1 Kings 20:32DIODATI1885
Bibbia Protestante · DIODATI1885 · Versetto 32 di 43
"Essi adunque si cinsero de' sacchi in su i lombi, e si misero delle corde al collo, e vennero al re di Israele, e dissero: Il tuo servitore Ben-hadad dice così; Deh! che io viva. Ed egli disse: È egli ancora vivo? egli è mio fratello."
Nel contesto
30E il rimanente fuggì in Afec, dentro alla città, ove il muro cadde sopra ventisettemila uomini ch'erano rimasti. Ben-hadad fuggì anch'esso; e giunto nella città, passava di camera in camera.

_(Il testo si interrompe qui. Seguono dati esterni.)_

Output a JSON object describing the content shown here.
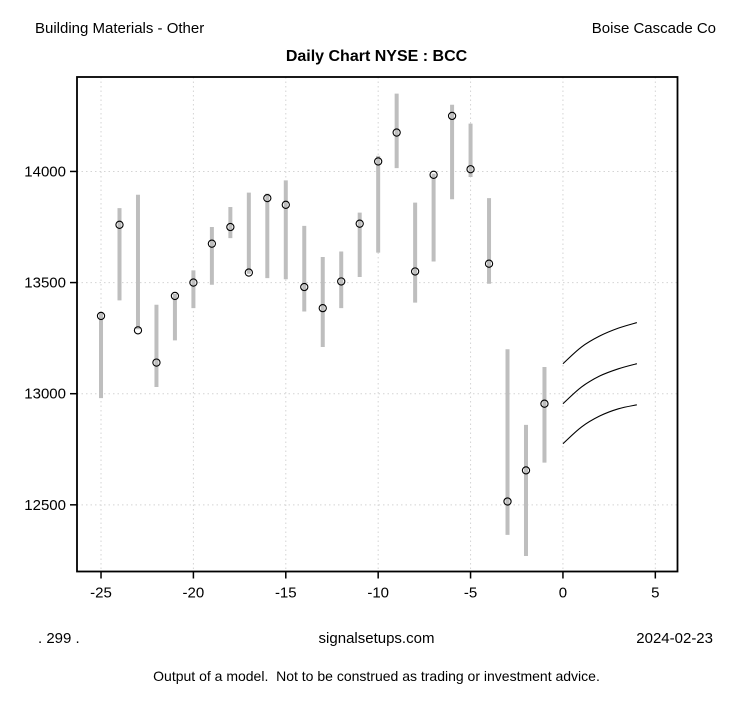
{
  "header": {
    "sector": "Building Materials - Other",
    "company": "Boise Cascade Co",
    "title": "Daily Chart NYSE : BCC"
  },
  "footer": {
    "left_code": ". 299 .",
    "site": "signalsetups.com",
    "date": "2024-02-23",
    "disclaimer": "Output of a model.  Not to be construed as trading or investment advice."
  },
  "colors": {
    "background": "#ffffff",
    "bar": "#bebebe",
    "marker": "#000000",
    "grid": "#d4d4d4",
    "axis": "#000000",
    "forecast_line": "#000000"
  },
  "chart_data": {
    "type": "bar",
    "subtype": "high-low-close",
    "title": "Daily Chart NYSE : BCC",
    "xlabel": "",
    "ylabel": "",
    "grid": true,
    "grid_style": "dotted",
    "legend": "none",
    "x_ticks": [
      -25,
      -20,
      -15,
      -10,
      -5,
      0,
      5
    ],
    "y_ticks": [
      12500,
      13000,
      13500,
      14000
    ],
    "xlim": [
      -26.3,
      6.2
    ],
    "ylim": [
      12200,
      14425
    ],
    "bars": [
      {
        "x": -25,
        "high": 13365,
        "low": 12980,
        "close": 13350
      },
      {
        "x": -24,
        "high": 13835,
        "low": 13420,
        "close": 13760
      },
      {
        "x": -23,
        "high": 13895,
        "low": 13290,
        "close": 13285
      },
      {
        "x": -22,
        "high": 13400,
        "low": 13030,
        "close": 13140
      },
      {
        "x": -21,
        "high": 13450,
        "low": 13240,
        "close": 13440
      },
      {
        "x": -20,
        "high": 13555,
        "low": 13385,
        "close": 13500
      },
      {
        "x": -19,
        "high": 13750,
        "low": 13490,
        "close": 13675
      },
      {
        "x": -18,
        "high": 13840,
        "low": 13700,
        "close": 13750
      },
      {
        "x": -17,
        "high": 13905,
        "low": 13540,
        "close": 13545
      },
      {
        "x": -16,
        "high": 13900,
        "low": 13520,
        "close": 13880
      },
      {
        "x": -15,
        "high": 13960,
        "low": 13515,
        "close": 13850
      },
      {
        "x": -14,
        "high": 13755,
        "low": 13370,
        "close": 13480
      },
      {
        "x": -13,
        "high": 13615,
        "low": 13210,
        "close": 13385
      },
      {
        "x": -12,
        "high": 13640,
        "low": 13385,
        "close": 13505
      },
      {
        "x": -11,
        "high": 13815,
        "low": 13525,
        "close": 13765
      },
      {
        "x": -10,
        "high": 14070,
        "low": 13635,
        "close": 14045
      },
      {
        "x": -9,
        "high": 14350,
        "low": 14015,
        "close": 14175
      },
      {
        "x": -8,
        "high": 13860,
        "low": 13410,
        "close": 13550
      },
      {
        "x": -7,
        "high": 13990,
        "low": 13595,
        "close": 13985
      },
      {
        "x": -6,
        "high": 14300,
        "low": 13875,
        "close": 14250
      },
      {
        "x": -5,
        "high": 14215,
        "low": 13975,
        "close": 14010
      },
      {
        "x": -4,
        "high": 13880,
        "low": 13495,
        "close": 13585
      },
      {
        "x": -3,
        "high": 13200,
        "low": 12365,
        "close": 12515
      },
      {
        "x": -2,
        "high": 12860,
        "low": 12270,
        "close": 12655
      },
      {
        "x": -1,
        "high": 13120,
        "low": 12690,
        "close": 12955
      }
    ],
    "forecast_curves": [
      {
        "name": "upper",
        "points": [
          [
            0,
            13135
          ],
          [
            1,
            13210
          ],
          [
            2,
            13260
          ],
          [
            3,
            13295
          ],
          [
            4,
            13320
          ]
        ]
      },
      {
        "name": "middle",
        "points": [
          [
            0,
            12955
          ],
          [
            1,
            13030
          ],
          [
            2,
            13080
          ],
          [
            3,
            13112
          ],
          [
            4,
            13135
          ]
        ]
      },
      {
        "name": "lower",
        "points": [
          [
            0,
            12775
          ],
          [
            1,
            12850
          ],
          [
            2,
            12900
          ],
          [
            3,
            12932
          ],
          [
            4,
            12950
          ]
        ]
      }
    ]
  }
}
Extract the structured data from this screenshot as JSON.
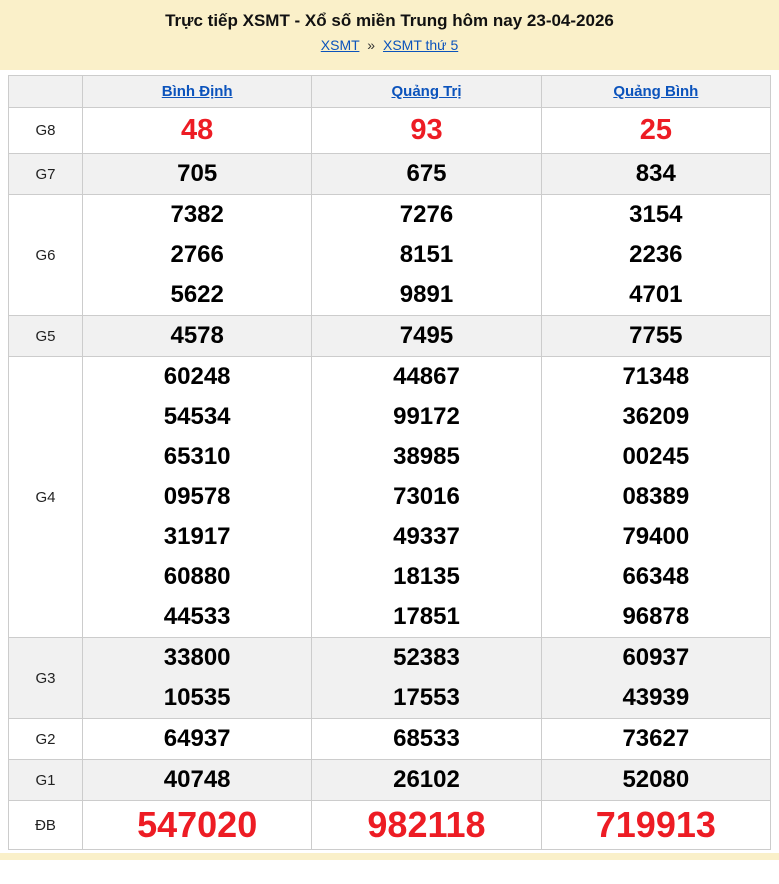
{
  "page": {
    "title": "Trực tiếp XSMT - Xổ số miền Trung hôm nay 23-04-2026",
    "breadcrumb": {
      "items": [
        {
          "label": "XSMT"
        },
        {
          "label": "XSMT thứ 5"
        }
      ],
      "separator": "»"
    }
  },
  "table": {
    "columns": [
      "Bình Định",
      "Quảng Trị",
      "Quảng Bình"
    ],
    "rows": [
      {
        "label": "G8",
        "style": "g8",
        "values": [
          [
            "48"
          ],
          [
            "93"
          ],
          [
            "25"
          ]
        ]
      },
      {
        "label": "G7",
        "style": "",
        "values": [
          [
            "705"
          ],
          [
            "675"
          ],
          [
            "834"
          ]
        ]
      },
      {
        "label": "G6",
        "style": "",
        "values": [
          [
            "7382",
            "2766",
            "5622"
          ],
          [
            "7276",
            "8151",
            "9891"
          ],
          [
            "3154",
            "2236",
            "4701"
          ]
        ]
      },
      {
        "label": "G5",
        "style": "",
        "values": [
          [
            "4578"
          ],
          [
            "7495"
          ],
          [
            "7755"
          ]
        ]
      },
      {
        "label": "G4",
        "style": "",
        "values": [
          [
            "60248",
            "54534",
            "65310",
            "09578",
            "31917",
            "60880",
            "44533"
          ],
          [
            "44867",
            "99172",
            "38985",
            "73016",
            "49337",
            "18135",
            "17851"
          ],
          [
            "71348",
            "36209",
            "00245",
            "08389",
            "79400",
            "66348",
            "96878"
          ]
        ]
      },
      {
        "label": "G3",
        "style": "",
        "values": [
          [
            "33800",
            "10535"
          ],
          [
            "52383",
            "17553"
          ],
          [
            "60937",
            "43939"
          ]
        ]
      },
      {
        "label": "G2",
        "style": "",
        "values": [
          [
            "64937"
          ],
          [
            "68533"
          ],
          [
            "73627"
          ]
        ]
      },
      {
        "label": "G1",
        "style": "",
        "values": [
          [
            "40748"
          ],
          [
            "26102"
          ],
          [
            "52080"
          ]
        ]
      },
      {
        "label": "ĐB",
        "style": "db",
        "values": [
          [
            "547020"
          ],
          [
            "982118"
          ],
          [
            "719913"
          ]
        ]
      }
    ]
  },
  "colors": {
    "accent_red": "#ed1c24",
    "link_blue": "#0b53bc",
    "header_cream": "#faf0c9",
    "row_alt_gray": "#f1f1f1",
    "table_border": "#cccccc"
  }
}
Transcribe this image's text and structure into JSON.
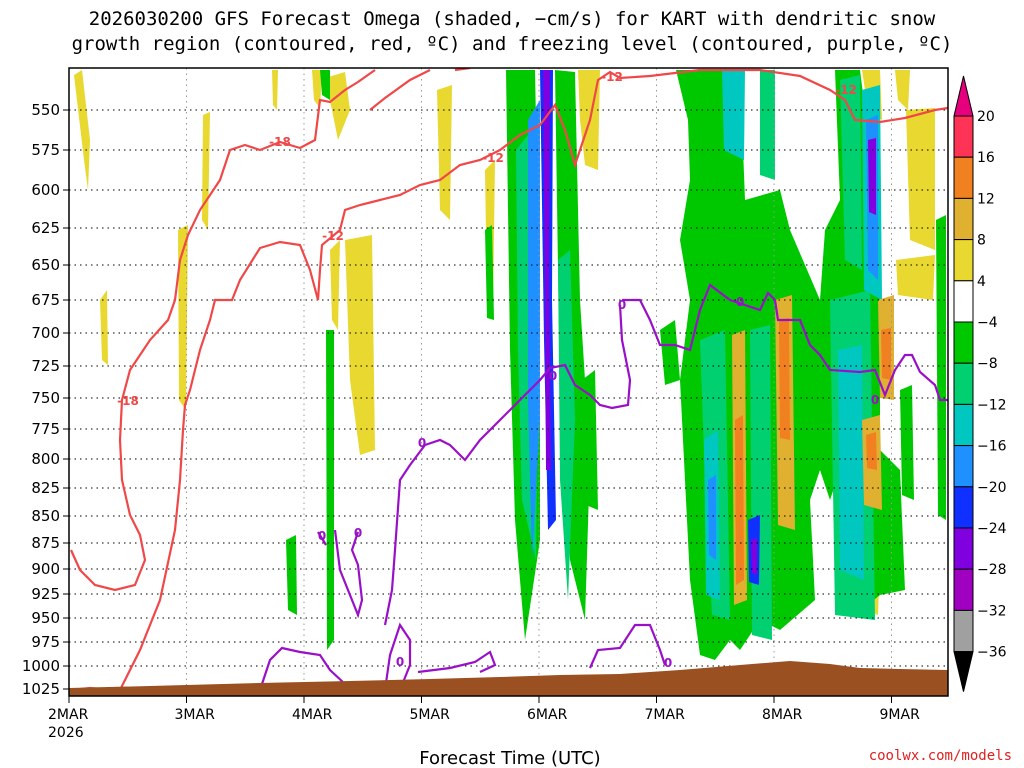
{
  "chart_data": {
    "type": "time-height cross section",
    "title_line1": "2026030200 GFS Forecast Omega (shaded, −cm/s) for KART with dendritic snow",
    "title_line2": "growth region (contoured, red, ºC) and freezing level (contoured, purple, ºC)",
    "xlabel": "Forecast Time (UTC)",
    "credit": "coolwx.com/models",
    "x_ticks": [
      "2MAR",
      "3MAR",
      "4MAR",
      "5MAR",
      "6MAR",
      "7MAR",
      "8MAR",
      "9MAR"
    ],
    "x_year": "2026",
    "y_ticks": [
      "550",
      "575",
      "600",
      "625",
      "650",
      "675",
      "700",
      "725",
      "750",
      "775",
      "800",
      "825",
      "850",
      "875",
      "900",
      "925",
      "950",
      "975",
      "1000",
      "1025"
    ],
    "colorbar": {
      "labels": [
        "20",
        "16",
        "12",
        "8",
        "4",
        "−4",
        "−8",
        "−12",
        "−16",
        "−20",
        "−24",
        "−28",
        "−32",
        "−36"
      ],
      "colors": [
        "#ff3355",
        "#f08020",
        "#e0b030",
        "#e8d830",
        "#ffffff",
        "#00c800",
        "#00d070",
        "#00c8c0",
        "#1e90ff",
        "#1030ff",
        "#8000e0",
        "#a000c0",
        "#a0a0a0"
      ],
      "top_cap": "#e6007e",
      "bottom_cap": "#000000"
    },
    "contour_labels": {
      "red": [
        "-18",
        "-18",
        "-12",
        "-12",
        "-12",
        "-12"
      ],
      "purple": [
        "0",
        "0",
        "0",
        "0",
        "0",
        "0",
        "0",
        "0",
        "0"
      ]
    },
    "colors": {
      "dgz_contour": "#f04848",
      "freezing_contour": "#9a10c8",
      "terrain": "#9a5020"
    }
  }
}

31Ed i suoi servitori gli dissero: Ecco ora, noi abbiamo udito dire che i re della casa d'Israele son re benigni; ora dunque lascia che noi ci mettiamo de' sacchi sopra i lombi, e delle corde al collo, ed usciamo al re d'Israele; forse ti scamperà egli la vita.
32Essi adunque si cinsero de' sacchi in su i lombi, e si misero delle corde al collo, e vennero al re di Israele, e dissero: Il tuo servitore Ben-hadad dice così; Deh! che io viva. Ed egli disse: È egli ancora vivo? egli è mio fratello.
33E quegli uomini presero di ciò buon augurio; e prestamente gli trassero di bocca ciò che si poteva sperar da lui; e gli dissero: È Ben-hadad tuo fratello? Ed egli disse: Andate, e menatelo qua. Ben-hadad adunque venne fuori ad Achab; ed egli lo fece salire sopra il suo carro.
34E Ben-hadad gli disse: Io ti restituirò le città che mio padre tolse a tuo padre; e tu ti costituirai delle piazze in Damasco, come mio padre se ne avea costituite in Samaria. Ed io, disse Achab, ti lascerò andare con questi patti. Così patteggiò con lui, e lo lasciò andare.